Feeling quite full at this point, we were nevertheless served our third course with a lush red 2000 Colle Dei Venti Barolo- L had the Wood-Oven-Roasted Lamb Sirloin (with braised lamb and pecorino arroncino) and I chose the Pheasant Breast Stuffed with Fennel Sausage and Cavolo Nero (with foie gras and chestnut budino, pheasant and vin santo sugo with kumquat syrup). The lamb was impeccable, with a gorgeous, herbed, woodsmoke flavour that had me- the one person in the world who doesn't like the taste of lamb- happily accepting forkful after forkful. We both agreed that the hot pepper stuffed full of tender, succulent braised lamb was wonderfully flavoured with a great spicy zing, and L was thrilled that the lamb steak was served on the rare side of medium-rare, which is exactly what he thinks medium-rare should be. The pheasant was very juicy and flavourful, topped with its own addictively crisp, savoury skin and a delicious lashing of sweet-tart candied kumquat sauce, and stuffed with a moist, tasty mixture of greens, ground pheasant and fois gras. It was accompanied by a fluffy, custardy chestnut budino, or bread pudding- happily, some crusts were in the mix- that won us both over immediately.
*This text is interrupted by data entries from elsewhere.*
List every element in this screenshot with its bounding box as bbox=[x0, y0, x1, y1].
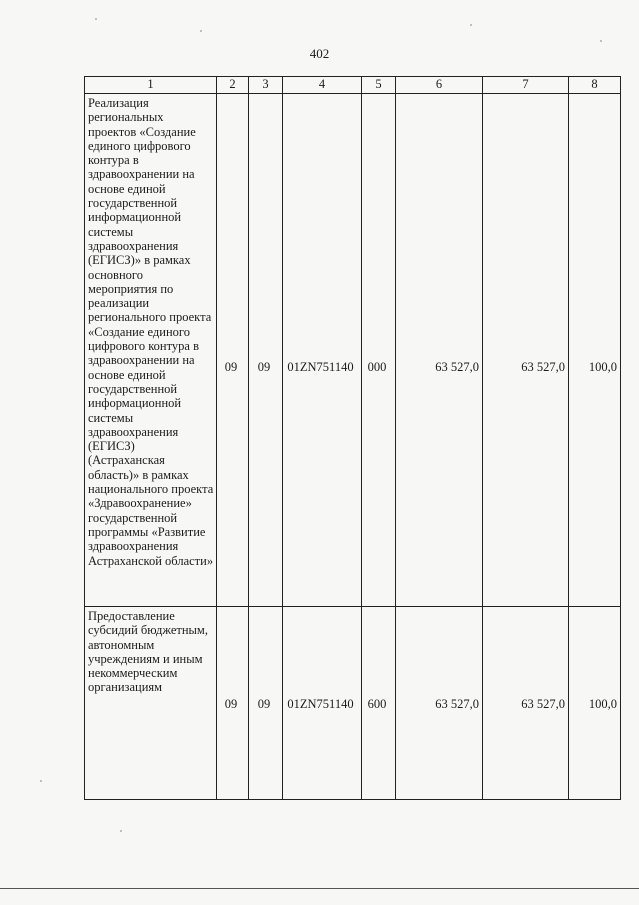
target-article-cell bbox=[283, 607, 362, 800]
scan-speck bbox=[120, 830, 122, 832]
subsection-value: 09 bbox=[257, 697, 271, 711]
section-value: 09 bbox=[224, 360, 238, 374]
percent-value: 100,0 bbox=[588, 697, 617, 711]
subsection-value: 09 bbox=[257, 360, 271, 374]
column-header-4: 4 bbox=[283, 77, 362, 94]
target-article-value: 01ZN751140 bbox=[287, 360, 354, 374]
amount-cell-6 bbox=[396, 94, 483, 607]
column-header-6: 6 bbox=[396, 77, 483, 94]
column-header-7: 7 bbox=[483, 77, 569, 94]
amount-value-7: 63 527,0 bbox=[521, 360, 565, 374]
row-description: Предоставление субсидий бюджетным, автономным учреждениям и иным некоммерческим организациям bbox=[85, 607, 217, 800]
amount-cell-6 bbox=[396, 607, 483, 800]
amount-value-6: 63 527,0 bbox=[435, 360, 479, 374]
column-header-2: 2 bbox=[217, 77, 249, 94]
expense-type-value: 600 bbox=[367, 697, 387, 711]
expense-type-cell bbox=[362, 607, 396, 800]
target-article-cell bbox=[283, 94, 362, 607]
section-cell bbox=[217, 607, 249, 800]
scan-speck bbox=[95, 18, 97, 20]
amount-cell-7 bbox=[483, 607, 569, 800]
section-cell bbox=[217, 94, 249, 607]
column-header-8: 8 bbox=[569, 77, 621, 94]
scan-speck bbox=[600, 40, 602, 42]
subsection-cell bbox=[249, 607, 283, 800]
table-row bbox=[85, 94, 621, 607]
page-number: 402 bbox=[309, 46, 330, 61]
expense-type-value: 000 bbox=[367, 360, 387, 374]
expense-type-cell bbox=[362, 94, 396, 607]
scan-speck bbox=[40, 780, 42, 782]
amount-cell-7 bbox=[483, 94, 569, 607]
subsection-cell bbox=[249, 94, 283, 607]
target-article-value: 01ZN751140 bbox=[287, 697, 354, 711]
percent-cell bbox=[569, 94, 621, 607]
table-header-row bbox=[85, 77, 621, 94]
amount-value-6: 63 527,0 bbox=[435, 697, 479, 711]
scan-speck bbox=[470, 24, 472, 26]
table-row bbox=[85, 607, 621, 800]
scan-edge-line bbox=[0, 888, 639, 889]
column-header-1: 1 bbox=[85, 77, 217, 94]
percent-value: 100,0 bbox=[588, 360, 617, 374]
column-header-5: 5 bbox=[362, 77, 396, 94]
row-description: Реализация региональных проектов «Создание единого цифрового контура в здравоохранении на основе единой государственной информационной системы здравоохранения (ЕГИСЗ)» в рамках основного мероприятия по реализации регионального проекта «Создание единого цифрового контура в здравоохранении на основе единой государственной информационной системы здравоохранения (ЕГИСЗ) (Астраханская область)» в рамках национального проекта «Здравоохранение» государственной программы «Развитие здравоохранения Астраханской области» bbox=[85, 94, 217, 607]
scan-speck bbox=[200, 30, 202, 32]
percent-cell bbox=[569, 607, 621, 800]
budget-table bbox=[84, 76, 621, 800]
section-value: 09 bbox=[224, 697, 238, 711]
amount-value-7: 63 527,0 bbox=[521, 697, 565, 711]
column-header-3: 3 bbox=[249, 77, 283, 94]
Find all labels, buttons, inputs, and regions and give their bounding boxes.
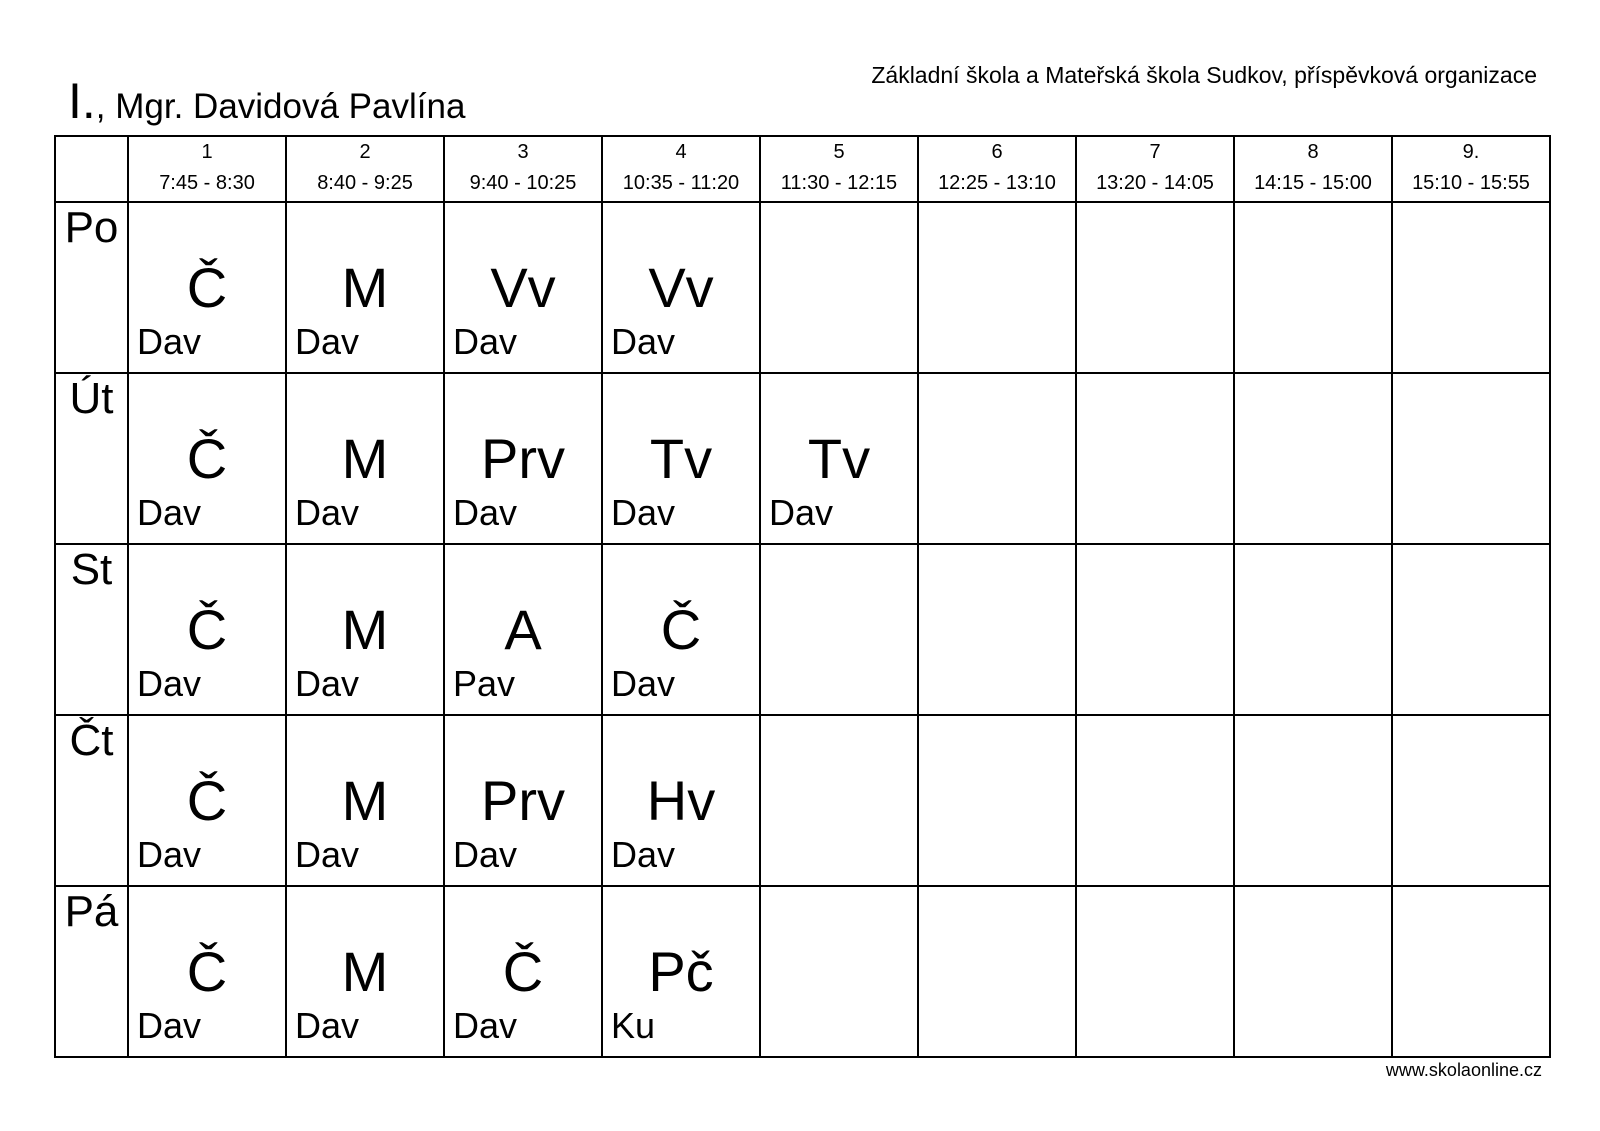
lesson-subject: Č — [186, 940, 228, 1003]
period-number: 9. — [1462, 141, 1480, 163]
period-header — [286, 136, 444, 202]
lesson-cell — [602, 715, 760, 886]
lesson-cell — [760, 544, 918, 715]
period-header — [918, 136, 1076, 202]
lesson-teacher: Ku — [611, 1005, 656, 1046]
period-number: 7 — [1149, 141, 1161, 163]
lesson-subject: Tv — [807, 427, 871, 490]
lesson-cell — [1076, 544, 1234, 715]
period-header — [444, 136, 602, 202]
lesson-subject: Prv — [481, 427, 565, 490]
lesson-teacher: Dav — [611, 663, 676, 704]
lesson-teacher: Dav — [295, 834, 360, 875]
lesson-cell — [444, 202, 602, 373]
lesson-teacher: Dav — [295, 492, 360, 533]
day-label — [55, 886, 128, 1057]
lesson-cell — [1234, 373, 1392, 544]
lesson-subject: Pč — [648, 940, 714, 1003]
lesson-cell — [1392, 544, 1550, 715]
period-time: 12:25 - 13:10 — [938, 172, 1056, 194]
timetable — [54, 135, 1551, 1058]
lesson-cell — [918, 202, 1076, 373]
lesson-cell — [1392, 715, 1550, 886]
lesson-cell — [128, 202, 286, 373]
day-row — [55, 715, 1550, 886]
day-row — [55, 202, 1550, 373]
lesson-teacher: Dav — [453, 1005, 518, 1046]
lesson-cell — [1076, 373, 1234, 544]
lesson-teacher: Dav — [611, 834, 676, 875]
lesson-teacher: Dav — [453, 321, 518, 362]
lesson-cell — [128, 373, 286, 544]
period-number: 8 — [1307, 141, 1319, 163]
period-time: 15:10 - 15:55 — [1412, 172, 1530, 194]
lesson-subject: M — [341, 598, 389, 661]
lesson-cell — [1234, 544, 1392, 715]
period-header — [1234, 136, 1392, 202]
day-row — [55, 886, 1550, 1057]
lesson-subject: M — [341, 427, 389, 490]
schedule-title — [68, 73, 466, 129]
lesson-subject: A — [504, 598, 542, 661]
period-time: 13:20 - 14:05 — [1096, 172, 1214, 194]
lesson-teacher: Dav — [611, 492, 676, 533]
lesson-subject: Vv — [648, 256, 714, 319]
lesson-cell — [1234, 202, 1392, 373]
period-header — [1076, 136, 1234, 202]
lesson-cell — [286, 715, 444, 886]
lesson-cell — [1076, 715, 1234, 886]
lesson-subject: Č — [186, 427, 228, 490]
lesson-subject: Vv — [490, 256, 556, 319]
period-number: 3 — [517, 141, 529, 163]
lesson-subject: Č — [502, 940, 544, 1003]
lesson-cell — [602, 544, 760, 715]
lesson-subject: M — [341, 940, 389, 1003]
lesson-subject: Č — [186, 769, 228, 832]
day-name: St — [70, 545, 113, 594]
day-row — [55, 373, 1550, 544]
lesson-teacher: Dav — [295, 663, 360, 704]
lesson-teacher: Dav — [453, 492, 518, 533]
lesson-subject: M — [341, 256, 389, 319]
lesson-cell — [444, 373, 602, 544]
lesson-cell — [1234, 715, 1392, 886]
lesson-cell — [760, 886, 918, 1057]
day-label — [55, 373, 128, 544]
lesson-cell — [1234, 886, 1392, 1057]
lesson-cell — [760, 373, 918, 544]
lesson-teacher: Dav — [611, 321, 676, 362]
period-time: 14:15 - 15:00 — [1254, 172, 1372, 194]
lesson-subject: Č — [186, 256, 228, 319]
lesson-cell — [444, 544, 602, 715]
lesson-cell — [1392, 886, 1550, 1057]
day-label — [55, 715, 128, 886]
lesson-teacher: Dav — [137, 663, 202, 704]
lesson-cell — [602, 202, 760, 373]
day-name: Út — [69, 374, 114, 423]
lesson-cell — [1076, 202, 1234, 373]
lesson-cell — [760, 202, 918, 373]
day-label — [55, 544, 128, 715]
lesson-cell — [918, 886, 1076, 1057]
lesson-subject: Č — [660, 598, 702, 661]
period-number: 2 — [359, 141, 371, 163]
lesson-cell — [128, 544, 286, 715]
lesson-teacher: Dav — [769, 492, 834, 533]
lesson-teacher: Dav — [137, 1005, 202, 1046]
period-number: 1 — [201, 141, 213, 163]
lesson-cell — [602, 373, 760, 544]
lesson-teacher: Dav — [295, 321, 360, 362]
footer-url: www.skolaonline.cz — [1385, 1060, 1542, 1080]
day-label — [55, 202, 128, 373]
period-time: 7:45 - 8:30 — [159, 172, 255, 194]
period-number: 4 — [675, 141, 687, 163]
period-time: 8:40 - 9:25 — [317, 172, 413, 194]
lesson-cell — [128, 886, 286, 1057]
lesson-teacher: Dav — [295, 1005, 360, 1046]
day-name: Pá — [64, 887, 119, 936]
lesson-cell — [286, 373, 444, 544]
lesson-cell — [1392, 202, 1550, 373]
period-time: 10:35 - 11:20 — [622, 172, 740, 194]
lesson-cell — [918, 715, 1076, 886]
lesson-subject: Prv — [481, 769, 565, 832]
lesson-cell — [286, 202, 444, 373]
lesson-cell — [602, 886, 760, 1057]
period-number: 6 — [991, 141, 1003, 163]
lesson-cell — [918, 373, 1076, 544]
period-time: 9:40 - 10:25 — [469, 172, 577, 194]
lesson-teacher: Dav — [453, 834, 518, 875]
lesson-cell — [286, 544, 444, 715]
school-name: Základní škola a Mateřská škola Sudkov, příspěvková organizace — [871, 62, 1537, 88]
period-header — [1392, 136, 1550, 202]
period-number: 5 — [833, 141, 845, 163]
lesson-cell — [918, 544, 1076, 715]
class-name: I. — [68, 73, 96, 129]
lesson-cell — [286, 886, 444, 1057]
lesson-subject: Tv — [649, 427, 713, 490]
lesson-subject: Hv — [646, 769, 716, 832]
period-header — [602, 136, 760, 202]
lesson-cell — [128, 715, 286, 886]
lesson-subject: M — [341, 769, 389, 832]
lesson-cell — [1076, 886, 1234, 1057]
lesson-teacher: Pav — [453, 663, 516, 704]
period-header — [760, 136, 918, 202]
period-time: 11:30 - 12:15 — [780, 172, 898, 194]
teacher-name: , Mgr. Davidová Pavlína — [95, 87, 466, 126]
day-row — [55, 544, 1550, 715]
lesson-cell — [444, 715, 602, 886]
period-header-row — [55, 136, 1550, 202]
day-name: Čt — [69, 716, 114, 765]
lesson-teacher: Dav — [137, 492, 202, 533]
day-name: Po — [64, 203, 119, 252]
period-header — [128, 136, 286, 202]
lesson-subject: Č — [186, 598, 228, 661]
lesson-cell — [760, 715, 918, 886]
lesson-cell — [444, 886, 602, 1057]
lesson-teacher: Dav — [137, 834, 202, 875]
corner-cell — [55, 136, 128, 202]
lesson-cell — [1392, 373, 1550, 544]
lesson-teacher: Dav — [137, 321, 202, 362]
For our dessert course, I wasn't up for anything more than the airy, tart, and sweet Trio di Sorbetti- prickly pear, white peach, and mixed berry sorbets served with fresh berries and a few small biscotti. Somehow, full as I was, it was so refreshing that I ended up eating the entire serving! L went the somewhat light route too, and had a luscious lightly-Baked Apple with a nice caramel sauce and toasted almonds. Desserts were served with a sweet, heady, floral '05 Moscato...
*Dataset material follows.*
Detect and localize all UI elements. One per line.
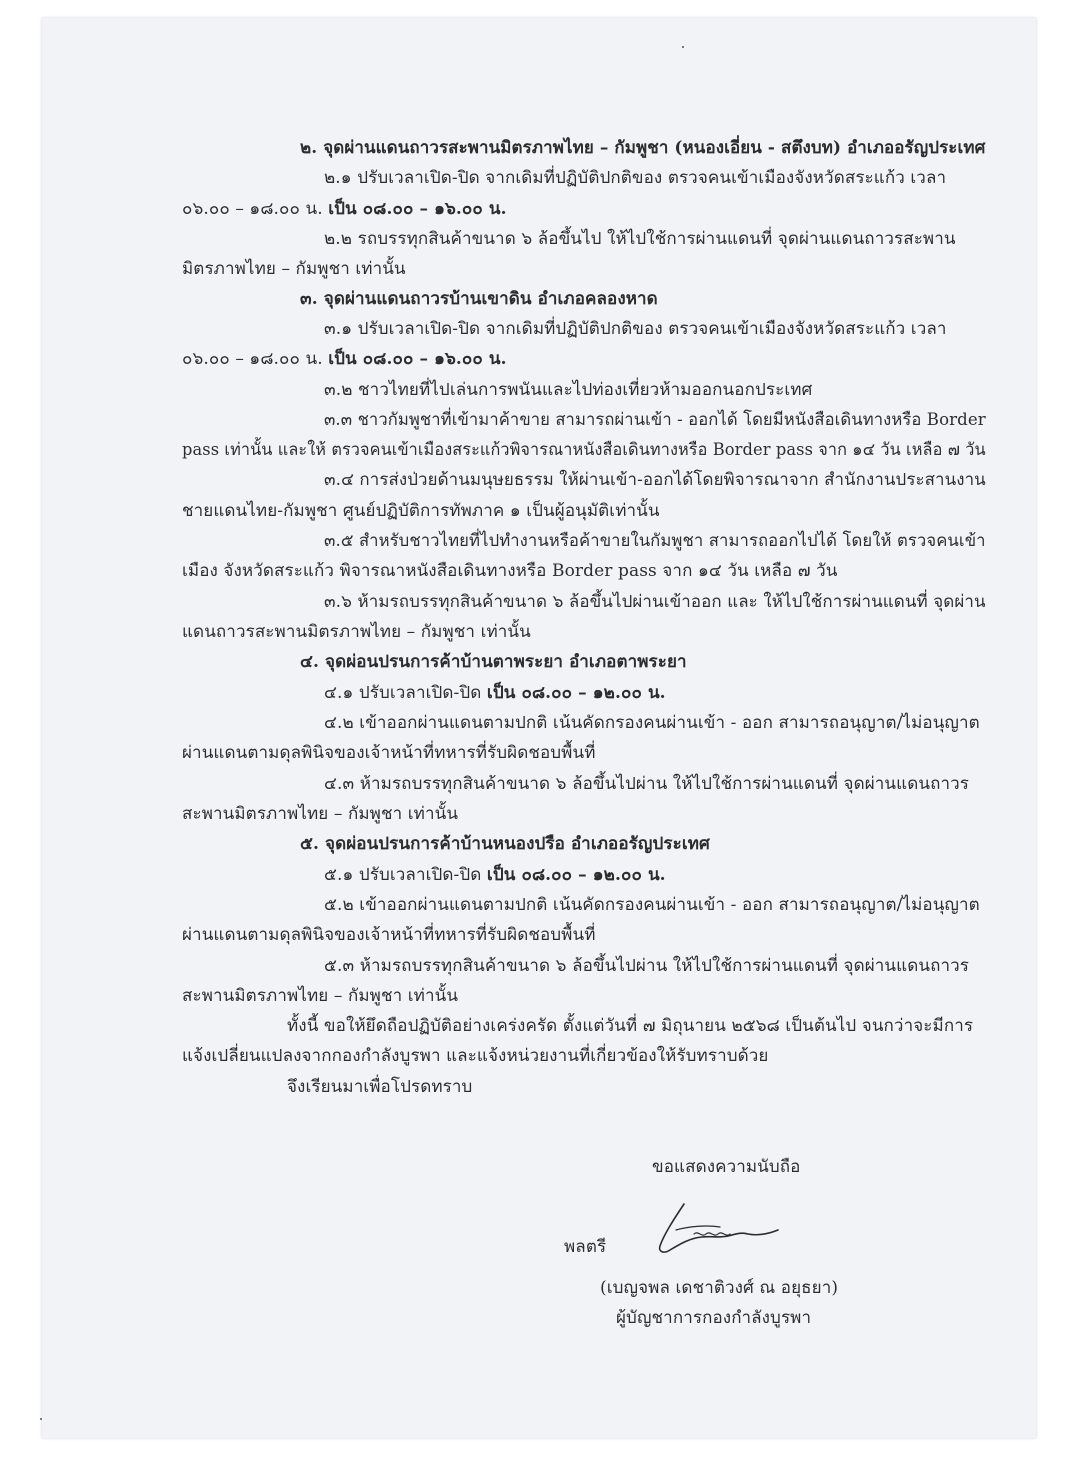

During dessert, out came the party hats, honkers and tiny streamer-firing crackers, and, of course, a dry, fizzy Prosecco for toasting! When midnight arrived, the two of us and two other couples remaining in the ground floor dining room were invited to troop upstairs to the small second floor dining room with the chef, waitstaff, and bar/kitchen crew for a loud and raucous toast (the ONLY way to toast, in my opinion) with the remaining diners, who had already begun to happily belt out all kinds of New Years songs!

After midnight, Chef Ziskin was out and about, pouring Prosecco left and right, and, when I managed to catch him to thank him for yet another fabulous meal, he was nice enough to share the recipe for the parsnip soup (score!). He probably thought I was nuts, but I guess I was feeling a bit bold after all that wine! In any case, he indulged me, which was very kind. The soup turned out to be stunningly easy, which just goes to show that simple dishes are also often the best. I wrote down the recipe as soon as I got home, so I'll be experimenting with it- hopefully I remembered everything correctly- and I'll post it once I've got the flavour and texture right. I could eat huge bowls of that soup each and every cold winter night.

Thanks to Chef Ziskin and his staff, L and I ended the night stuffed full of amazing food, excitedly gabbing about why we love La Morra so much and how we need to go back more often, and happy to start the new year on such a high note.

In fact, we enjoyed ourselves so much that we're going back on January 13th for a 5-course homemade pasta dinner! I'm definitely excited!


lesha said...

petite, you're so chic. I love the vivid description you give of the dishes and of the feeling of enourmous well-being given by it.

actually, after reading about your new year's celebration I feel a bit of a nerdy person ;-)))


la petite gourmande said...

You're so nice! Too nice, really!

If you ever come to Boston, I'd say we'd have to meet up and take you there... but it would be silly to take you out for Italian food, eh?!

Nah, you're not nerdy at all. It sounds like you had a lot of fun (except the morning after ;).